Melalui bayangannya, Ree dapat dengan mudah menemukan anggota kru lainnya. Mengetahui semua orang memandanginya, membuat Ree merasa tidak nyaman. Ia merasa gerah, merasa semua mata itu hendak menerkamnya bila ia menunjukkan sekecil apapun kelemahan. Tapi ia menjaga dagunya terangkat dan menjaga langkahnya agar tidak gontai.
Dengan mulus, ia menuju tempat kru miliknya berdiri. Orang-orang memberikannya jalan. Lex memberikannya gelas berisi anggur, namun semua orang masih memerhatikannya... Hingga sebuah suara cekikan muncul di sisi timur ruangan. Semua orang mulai memindahkan pusat perhatian mereka ke sumber suara.
Kai sedang melakukan trik. Ia membuat bentuk naga menggunakan cairan anggur merah. Para gadis di sekitarnya terpukau akan hal itu. Begitu juga orang-orang lain di sekitarnya. Setelah itu, semua orang melanjutkan aktivitas mereka masing-masing. Ree sangat bersyukur akan itu.
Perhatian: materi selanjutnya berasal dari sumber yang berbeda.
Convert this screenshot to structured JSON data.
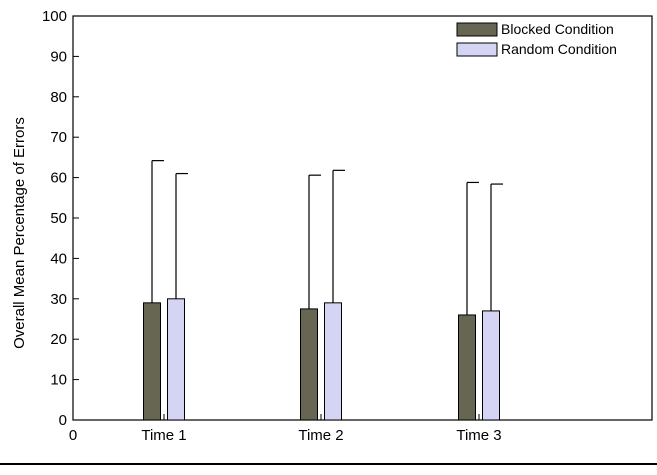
{
  "chart_data": {
    "type": "bar",
    "title": "",
    "xlabel": "",
    "ylabel": "Overall Mean Percentage of Errors",
    "ylim": [
      0,
      100
    ],
    "yticks": [
      0,
      10,
      20,
      30,
      40,
      50,
      60,
      70,
      80,
      90,
      100
    ],
    "x_origin_label": "0",
    "categories": [
      "Time 1",
      "Time 2",
      "Time 3"
    ],
    "series": [
      {
        "name": "Blocked Condition",
        "color": "#666652",
        "values": [
          29,
          27.5,
          26
        ],
        "error_upper": [
          64.2,
          60.6,
          58.8
        ]
      },
      {
        "name": "Random Condition",
        "color": "#d4d4f4",
        "values": [
          30,
          29,
          27
        ],
        "error_upper": [
          61,
          61.8,
          58.4
        ]
      }
    ],
    "legend_position": "top-right",
    "grid": false
  }
}
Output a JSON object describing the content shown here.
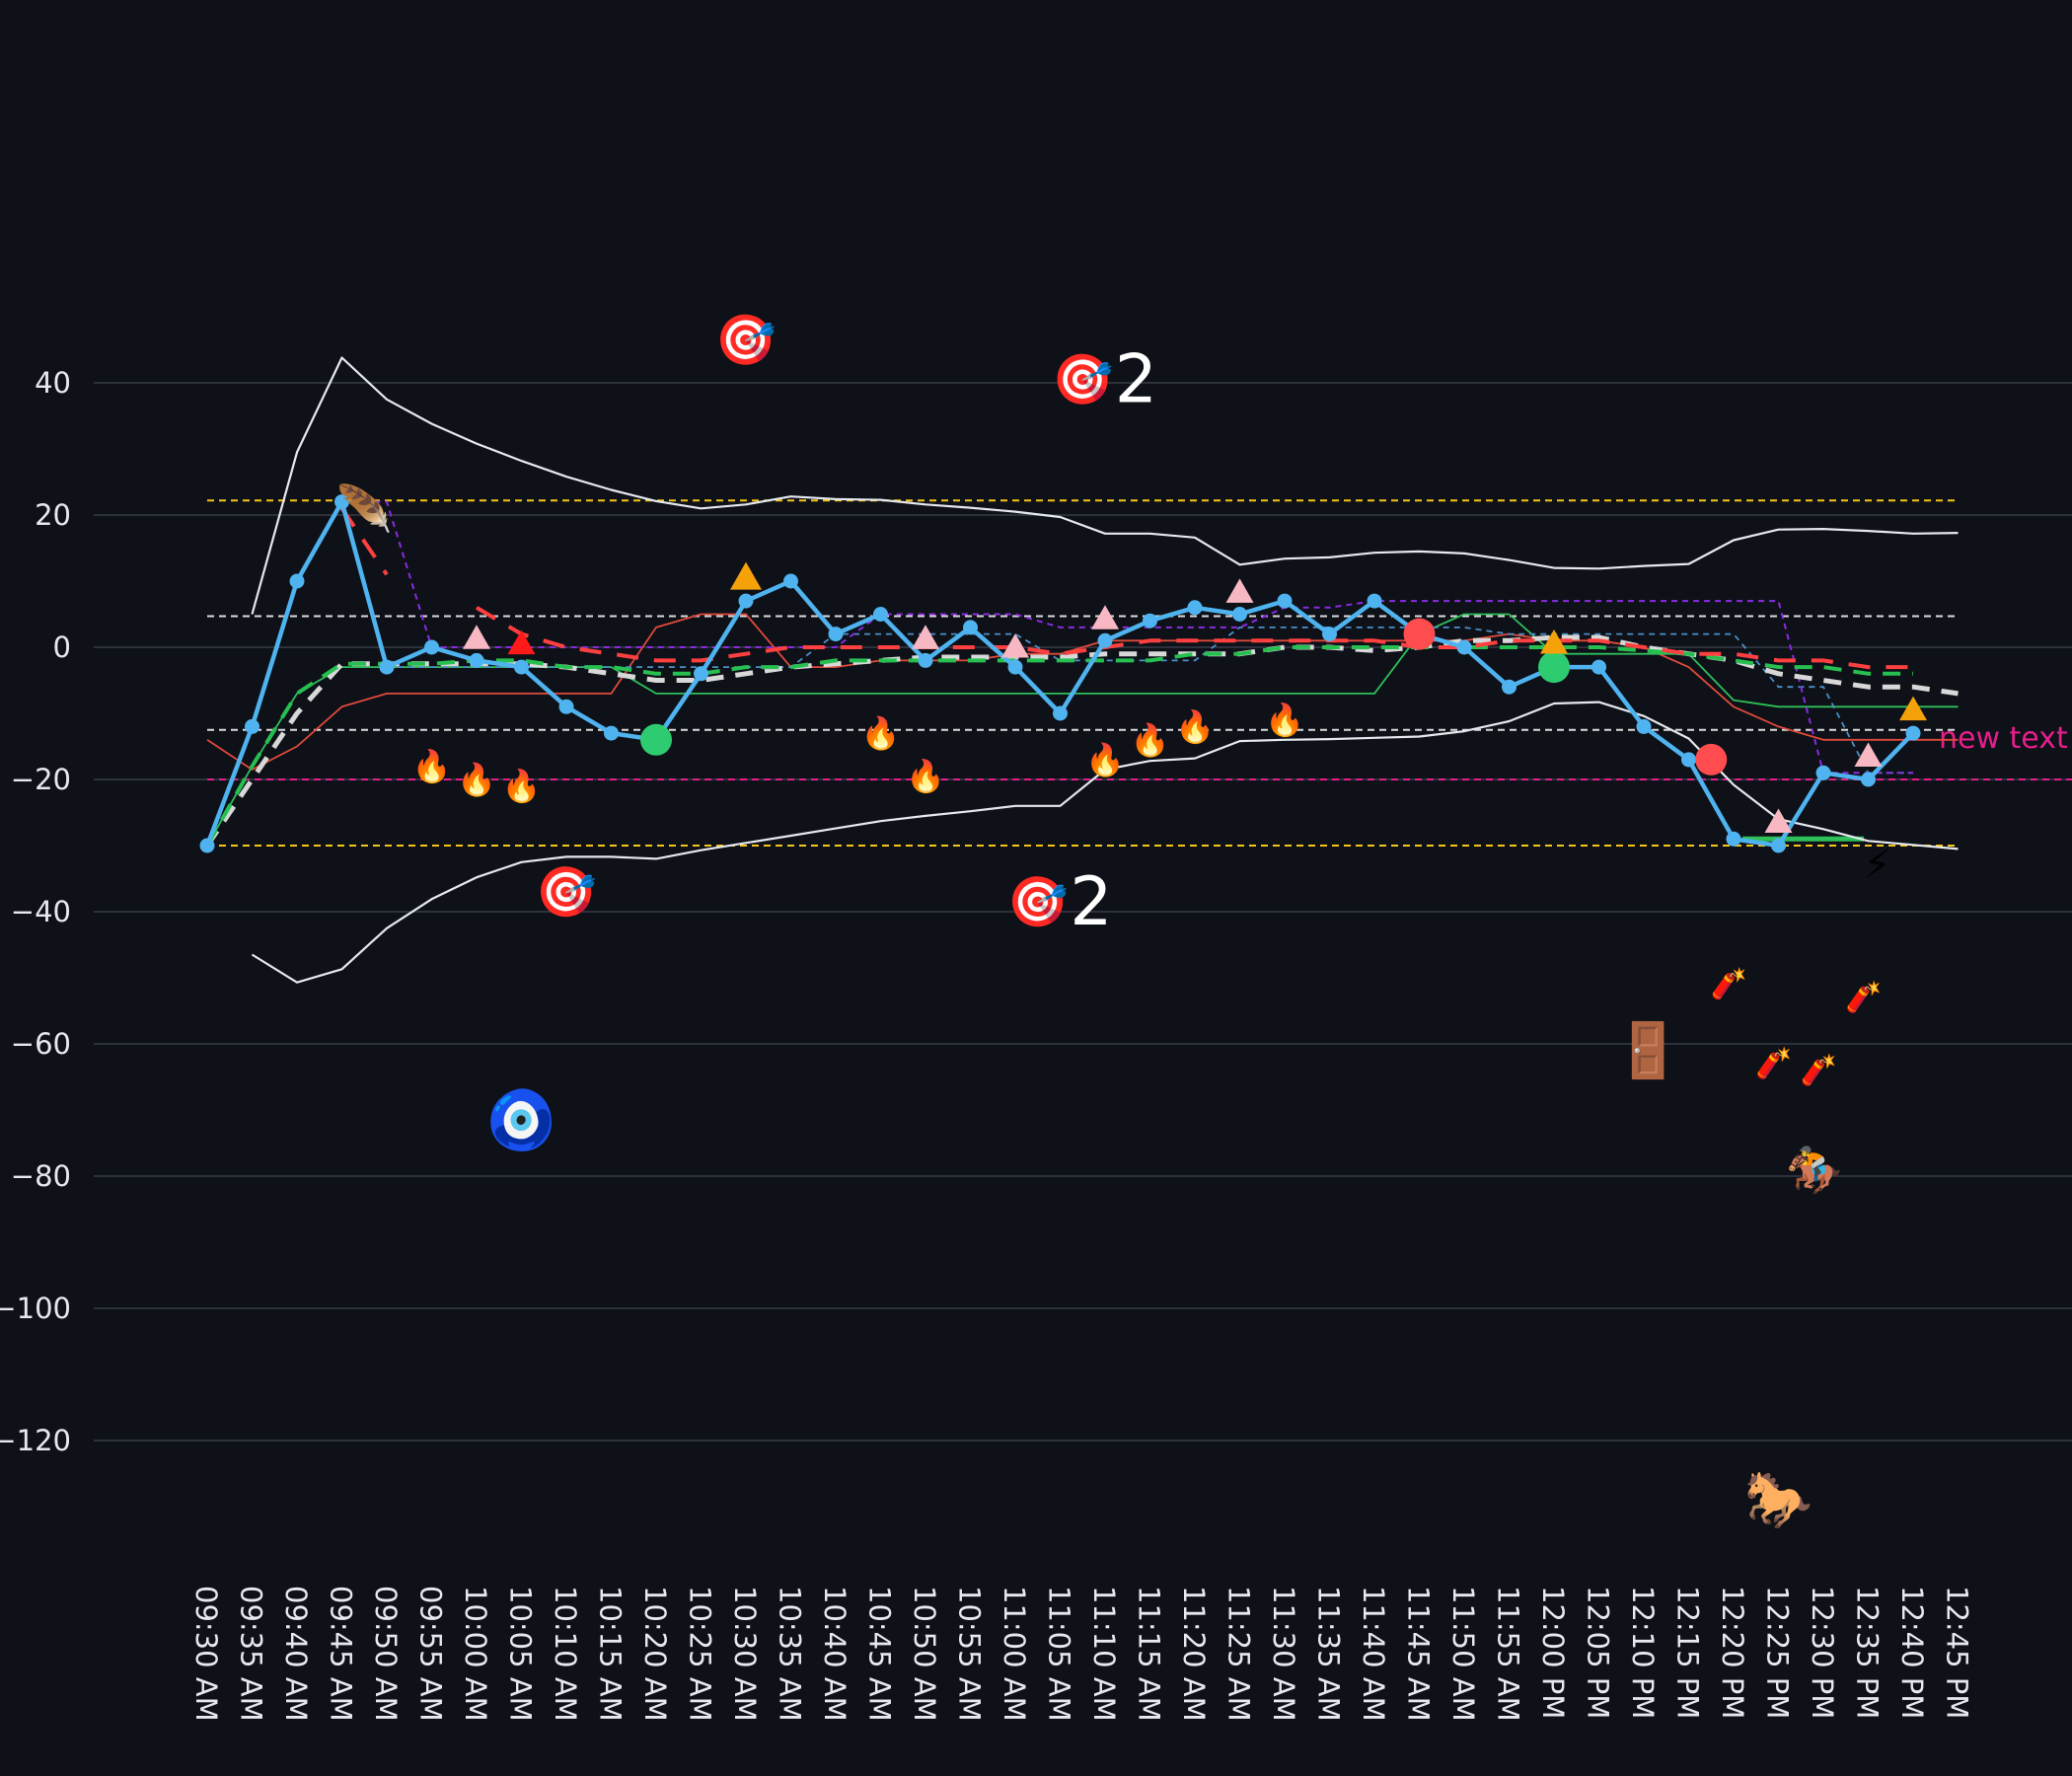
{
  "chart_data": {
    "type": "line",
    "title": "",
    "xlabel": "",
    "ylabel": "",
    "ylim": [
      -140,
      60
    ],
    "yticks": [
      40,
      20,
      0,
      -20,
      -40,
      -60,
      -80,
      -100,
      -120
    ],
    "ytick_labels": [
      "40",
      "20",
      "0",
      "−20",
      "−40",
      "−60",
      "−80",
      "−100",
      "−120"
    ],
    "grid": "horizontal",
    "categories": [
      "09:30 AM",
      "09:35 AM",
      "09:40 AM",
      "09:45 AM",
      "09:50 AM",
      "09:55 AM",
      "10:00 AM",
      "10:05 AM",
      "10:10 AM",
      "10:15 AM",
      "10:20 AM",
      "10:25 AM",
      "10:30 AM",
      "10:35 AM",
      "10:40 AM",
      "10:45 AM",
      "10:50 AM",
      "10:55 AM",
      "11:00 AM",
      "11:05 AM",
      "11:10 AM",
      "11:15 AM",
      "11:20 AM",
      "11:25 AM",
      "11:30 AM",
      "11:35 AM",
      "11:40 AM",
      "11:45 AM",
      "11:50 AM",
      "11:55 AM",
      "12:00 PM",
      "12:05 PM",
      "12:10 PM",
      "12:15 PM",
      "12:20 PM",
      "12:25 PM",
      "12:30 PM",
      "12:35 PM",
      "12:40 PM",
      "12:45 PM"
    ],
    "series": [
      {
        "key": "price",
        "style": "main",
        "color": "#4fb3f0",
        "markers": true,
        "values": [
          -30,
          -12,
          10,
          22,
          -3,
          0,
          -2,
          -3,
          -9,
          -13,
          -14,
          -4,
          7,
          10,
          2,
          5,
          -2,
          3,
          -3,
          -10,
          1,
          4,
          6,
          5,
          7,
          2,
          7,
          2,
          0,
          -6,
          -3,
          -3,
          -12,
          -17,
          -29,
          -30,
          -19,
          -20,
          -13,
          null
        ]
      },
      {
        "key": "upper-band",
        "style": "thin-white",
        "color": "#e6e9ef",
        "values": [
          null,
          5,
          29.5,
          43.8,
          37.5,
          33.8,
          30.8,
          28.2,
          25.8,
          23.8,
          22.1,
          21,
          21.6,
          22.8,
          22.4,
          22.3,
          21.6,
          21.1,
          20.5,
          19.7,
          17.2,
          17.2,
          16.6,
          12.5,
          13.4,
          13.6,
          14.3,
          14.5,
          14.2,
          13.2,
          12,
          11.9,
          12.3,
          12.6,
          16.2,
          17.8,
          17.9,
          17.6,
          17.2,
          17.3
        ]
      },
      {
        "key": "lower-band",
        "style": "thin-white",
        "color": "#e6e9ef",
        "values": [
          null,
          -46.5,
          -50.7,
          -48.7,
          -42.5,
          -38.1,
          -34.8,
          -32.5,
          -31.7,
          -31.7,
          -32,
          -30.7,
          -29.6,
          -28.5,
          -27.4,
          -26.3,
          -25.5,
          -24.8,
          -24,
          -24,
          -18.5,
          -17.2,
          -16.8,
          -14.2,
          -14,
          -13.9,
          -13.7,
          -13.5,
          -12.7,
          -11.2,
          -8.5,
          -8.3,
          -10.4,
          -13.8,
          -20.8,
          -26,
          -27.5,
          -29.3,
          -29.9,
          -30.5
        ]
      },
      {
        "key": "red-step",
        "style": "thin-red",
        "color": "#e04a3c",
        "values": [
          -14,
          -18.5,
          -15,
          -9,
          -7,
          -7,
          -7,
          -7,
          -7,
          -7,
          3,
          5,
          5,
          -3,
          -3,
          -2,
          -2,
          -2,
          -1,
          -1,
          1,
          1,
          1,
          1,
          1,
          1,
          1,
          1,
          1,
          2,
          1,
          1,
          0,
          -3,
          -9,
          -12,
          -14,
          -14,
          -14,
          -14
        ]
      },
      {
        "key": "green-step",
        "style": "thin-green",
        "color": "#2fbf5b",
        "values": [
          -30,
          -18,
          -7,
          -3,
          -3,
          -3,
          -3,
          -3,
          -3,
          -3,
          -7,
          -7,
          -7,
          -7,
          -7,
          -7,
          -7,
          -7,
          -7,
          -7,
          -7,
          -7,
          -7,
          -7,
          -7,
          -7,
          -7,
          2,
          5,
          5,
          -1,
          -1,
          -1,
          -1,
          -8,
          -9,
          -9,
          -9,
          -9,
          -9
        ]
      },
      {
        "key": "blue-dash",
        "style": "blue-dash",
        "color": "#4a90c8",
        "values": [
          null,
          null,
          null,
          null,
          -3,
          -3,
          -3,
          -3,
          -3,
          -3,
          -3,
          -3,
          -3,
          -3,
          2,
          2,
          2,
          2,
          2,
          -2,
          -2,
          -2,
          -2,
          3,
          3,
          3,
          3,
          3,
          3,
          2,
          2,
          2,
          2,
          2,
          2,
          -6,
          -6,
          -19,
          -19,
          null
        ]
      },
      {
        "key": "purple-dash",
        "style": "purple-dash",
        "color": "#8a2be2",
        "values": [
          null,
          null,
          null,
          22,
          22,
          0,
          0,
          0,
          0,
          0,
          0,
          0,
          0,
          0,
          0,
          5,
          5,
          5,
          5,
          3,
          3,
          3,
          3,
          3,
          6,
          6,
          7,
          7,
          7,
          7,
          7,
          7,
          7,
          7,
          7,
          7,
          -19,
          -19,
          -19,
          null
        ]
      },
      {
        "key": "white-dash",
        "style": "white-dash",
        "color": "#d8d8d8",
        "values": [
          -30,
          -20,
          -10,
          -2.5,
          -2.5,
          -2.5,
          -2.5,
          -2.5,
          -3,
          -4,
          -5,
          -5,
          -4,
          -3,
          -2.5,
          -2,
          -1.5,
          -1.5,
          -1.5,
          -1.5,
          -1,
          -1,
          -1,
          -1,
          0,
          0,
          -0.5,
          0,
          1,
          1,
          1.5,
          1.5,
          0,
          -1,
          -2,
          -4,
          -5,
          -6,
          -6,
          -7
        ]
      },
      {
        "key": "green-dash",
        "style": "green-dash",
        "color": "#27c050",
        "values": [
          -30,
          -18,
          -7,
          -2.5,
          -2.5,
          -2.5,
          -2,
          -2,
          -3,
          -3,
          -4,
          -4,
          -3,
          -3,
          -2,
          -2,
          -2,
          -2,
          -2,
          -2,
          -2,
          -2,
          -1,
          -1,
          0,
          0,
          0,
          0,
          0,
          0,
          0,
          0,
          -0.5,
          -1,
          -2,
          -3,
          -3,
          -4,
          -4,
          null
        ]
      },
      {
        "key": "red-dash",
        "style": "red-dash",
        "color": "#ff4040",
        "values": [
          null,
          null,
          null,
          21,
          11,
          null,
          6,
          2,
          0,
          -1,
          -2,
          -2,
          -1,
          0,
          0,
          0,
          0,
          0,
          0,
          -1,
          0,
          1,
          1,
          1,
          1,
          1,
          1,
          0,
          0,
          1,
          1,
          1,
          0,
          -1,
          -1,
          -2,
          -2,
          -3,
          -3,
          null
        ]
      }
    ],
    "hlines": [
      {
        "y": 22.2,
        "color": "#f5c518",
        "style": "dash"
      },
      {
        "y": 4.7,
        "color": "#dcdcdc",
        "style": "dash"
      },
      {
        "y": -12.5,
        "color": "#dcdcdc",
        "style": "dash"
      },
      {
        "y": -20,
        "color": "#e61e8c",
        "style": "dash",
        "label": "new text"
      },
      {
        "y": -30,
        "color": "#f5c518",
        "style": "dash"
      }
    ],
    "hsegments": [
      {
        "x0": 34.2,
        "x1": 36.9,
        "y": -29,
        "color": "#2fbf5b"
      }
    ],
    "markers": [
      {
        "x": 10,
        "y": -14,
        "shape": "circle",
        "color": "#2ecc71",
        "r": 16
      },
      {
        "x": 27,
        "y": 2,
        "shape": "circle",
        "color": "#ff4d4f",
        "r": 16
      },
      {
        "x": 30,
        "y": -3,
        "shape": "circle",
        "color": "#2ecc71",
        "r": 16
      },
      {
        "x": 33.5,
        "y": -17,
        "shape": "circle",
        "color": "#ff4d4f",
        "r": 16
      },
      {
        "x": 6,
        "y": 1.3,
        "shape": "triangle-up",
        "color": "#f7b8c4",
        "s": 14
      },
      {
        "x": 7,
        "y": 0.5,
        "shape": "triangle-up",
        "color": "#ff1a1a",
        "s": 14
      },
      {
        "x": 12,
        "y": 10.5,
        "shape": "triangle-up",
        "color": "#f5a10a",
        "s": 16
      },
      {
        "x": 16,
        "y": 1.3,
        "shape": "triangle-up",
        "color": "#f7b8c4",
        "s": 14
      },
      {
        "x": 18,
        "y": 0,
        "shape": "triangle-up",
        "color": "#f7b8c4",
        "s": 14
      },
      {
        "x": 20,
        "y": 4.3,
        "shape": "triangle-up",
        "color": "#f7b8c4",
        "s": 14
      },
      {
        "x": 23,
        "y": 8.3,
        "shape": "triangle-up",
        "color": "#f7b8c4",
        "s": 14
      },
      {
        "x": 30,
        "y": 0.6,
        "shape": "triangle-up",
        "color": "#f5a10a",
        "s": 14
      },
      {
        "x": 35,
        "y": -26.5,
        "shape": "triangle-up",
        "color": "#f7b8c4",
        "s": 14
      },
      {
        "x": 37,
        "y": -16.5,
        "shape": "triangle-up",
        "color": "#f7b8c4",
        "s": 14
      },
      {
        "x": 38,
        "y": -9.5,
        "shape": "triangle-up",
        "color": "#f5a10a",
        "s": 14
      }
    ],
    "annotations": [
      {
        "x": 3.5,
        "y": 21,
        "icon": "feather",
        "glyph": "🪶",
        "size": 46
      },
      {
        "x": 12,
        "y": 46.5,
        "icon": "direct-hit",
        "glyph": "🎯",
        "size": 50
      },
      {
        "x": 19.5,
        "y": 40.5,
        "icon": "direct-hit",
        "glyph": "🎯",
        "size": 50,
        "count": "2"
      },
      {
        "x": 8,
        "y": -37,
        "icon": "direct-hit",
        "glyph": "🎯",
        "size": 50
      },
      {
        "x": 18.5,
        "y": -38.5,
        "icon": "direct-hit",
        "glyph": "🎯",
        "size": 50,
        "count": "2"
      },
      {
        "x": 5,
        "y": -18,
        "icon": "fire",
        "glyph": "🔥",
        "size": 32
      },
      {
        "x": 6,
        "y": -20,
        "icon": "fire",
        "glyph": "🔥",
        "size": 32
      },
      {
        "x": 7,
        "y": -21,
        "icon": "fire",
        "glyph": "🔥",
        "size": 32
      },
      {
        "x": 15,
        "y": -13,
        "icon": "fire",
        "glyph": "🔥",
        "size": 32
      },
      {
        "x": 16,
        "y": -19.5,
        "icon": "fire",
        "glyph": "🔥",
        "size": 32
      },
      {
        "x": 20,
        "y": -17,
        "icon": "fire",
        "glyph": "🔥",
        "size": 32
      },
      {
        "x": 21,
        "y": -14,
        "icon": "fire",
        "glyph": "🔥",
        "size": 32
      },
      {
        "x": 22,
        "y": -12,
        "icon": "fire",
        "glyph": "🔥",
        "size": 32
      },
      {
        "x": 24,
        "y": -11,
        "icon": "fire",
        "glyph": "🔥",
        "size": 32
      },
      {
        "x": 7,
        "y": -71.5,
        "icon": "nazar-amulet",
        "glyph": "🧿",
        "size": 58
      },
      {
        "x": 32.1,
        "y": -61,
        "icon": "door",
        "glyph": "🚪",
        "size": 54
      },
      {
        "x": 33.9,
        "y": -51,
        "icon": "firecracker",
        "glyph": "🧨",
        "size": 30
      },
      {
        "x": 34.9,
        "y": -63,
        "icon": "firecracker",
        "glyph": "🧨",
        "size": 30
      },
      {
        "x": 35.9,
        "y": -64,
        "icon": "firecracker",
        "glyph": "🧨",
        "size": 30
      },
      {
        "x": 36.9,
        "y": -53,
        "icon": "firecracker",
        "glyph": "🧨",
        "size": 30
      },
      {
        "x": 37.2,
        "y": -33,
        "icon": "high-voltage",
        "glyph": "⚡",
        "size": 40
      },
      {
        "x": 35.8,
        "y": -79,
        "icon": "horse-racing",
        "glyph": "🏇",
        "size": 46
      },
      {
        "x": 35,
        "y": -129,
        "icon": "horse",
        "glyph": "🐎",
        "size": 56
      }
    ]
  }
}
"Hanya kau yang dapat menghentikan semua orang seperti itu," kata Lex ringan. Ree tidak bisa mendeteksi nada jengkel seperti biasanya. Apakah Lex sudah mulai menolerir keberadaanku?
"Karena aku adalah Sang Karma yang legendaris," kata Ree dengan sinis.
Lex mendecih. "Jangan terlalu memuji dirimu sendiri." Katanya, "Mereka mematung seperti itu karena kau adalah yang tercantik di ruangan ini."
Tunggu...
Tu– tunggu... Lex baru saja memuji Ree? Apa ini akhir dunia?
Untuk sesaat, Ree hanya mampu berkedip melihat ekspresi Lex. Ia mengatakan hal itu seolah itu adalah olokan dan ekspresinya datar... tapi konten perkataannya.. adalah pujian, bukan? Apa aku berhalusinasi?
"Aku tidak tahu apakah itu... pujian atau... pujian...?"
Kemudian ekspresi Lex yang Ree kenal kembali. Iritasi terlihat di wajahnya, seakan ia baru saja menyadari apa yang telah ia katakan. Ia mendecih kembali. "Jangan terlalu diambil ke hati. Besok kau akan kembali menjadi buruk rupa." Lalu ia pergi ke sisi ruangan yang lain tanpa menoleh.
Rangga bersiul di samping Ree, "Apa yang kau lakukan padanya?" Mata Rangga melirik punggung Lex yang menjauh.
Ree mengangkat kedua bahunya. Ia juga sama sekali tidak tahu apa yang terjadi pada Lex. Ia hendak menanyakan hal ini ke Danum, namun bisikan bayangan menghentikan niatnya.
Bayangan itu berasal dari tiga perempuan bangsawan yang berbisik sembari melirik Rangga.
"Lihat luka bakar itu."
"Mengerikan sekali."
"Sayang sekali, wajahnya bisa saja tampan."
Tidak hanya tiga perempuan itu, peserta lain –terutama para bangsawan juga membicarakan luka bakar Rangga.
Rangga mendengar bisikan-bisikan tiga perempuan itu, ia pun dapat merasakan tatapan-tatapan orang lain. Bahunya menjadi tegang dan rahangnya mengeras.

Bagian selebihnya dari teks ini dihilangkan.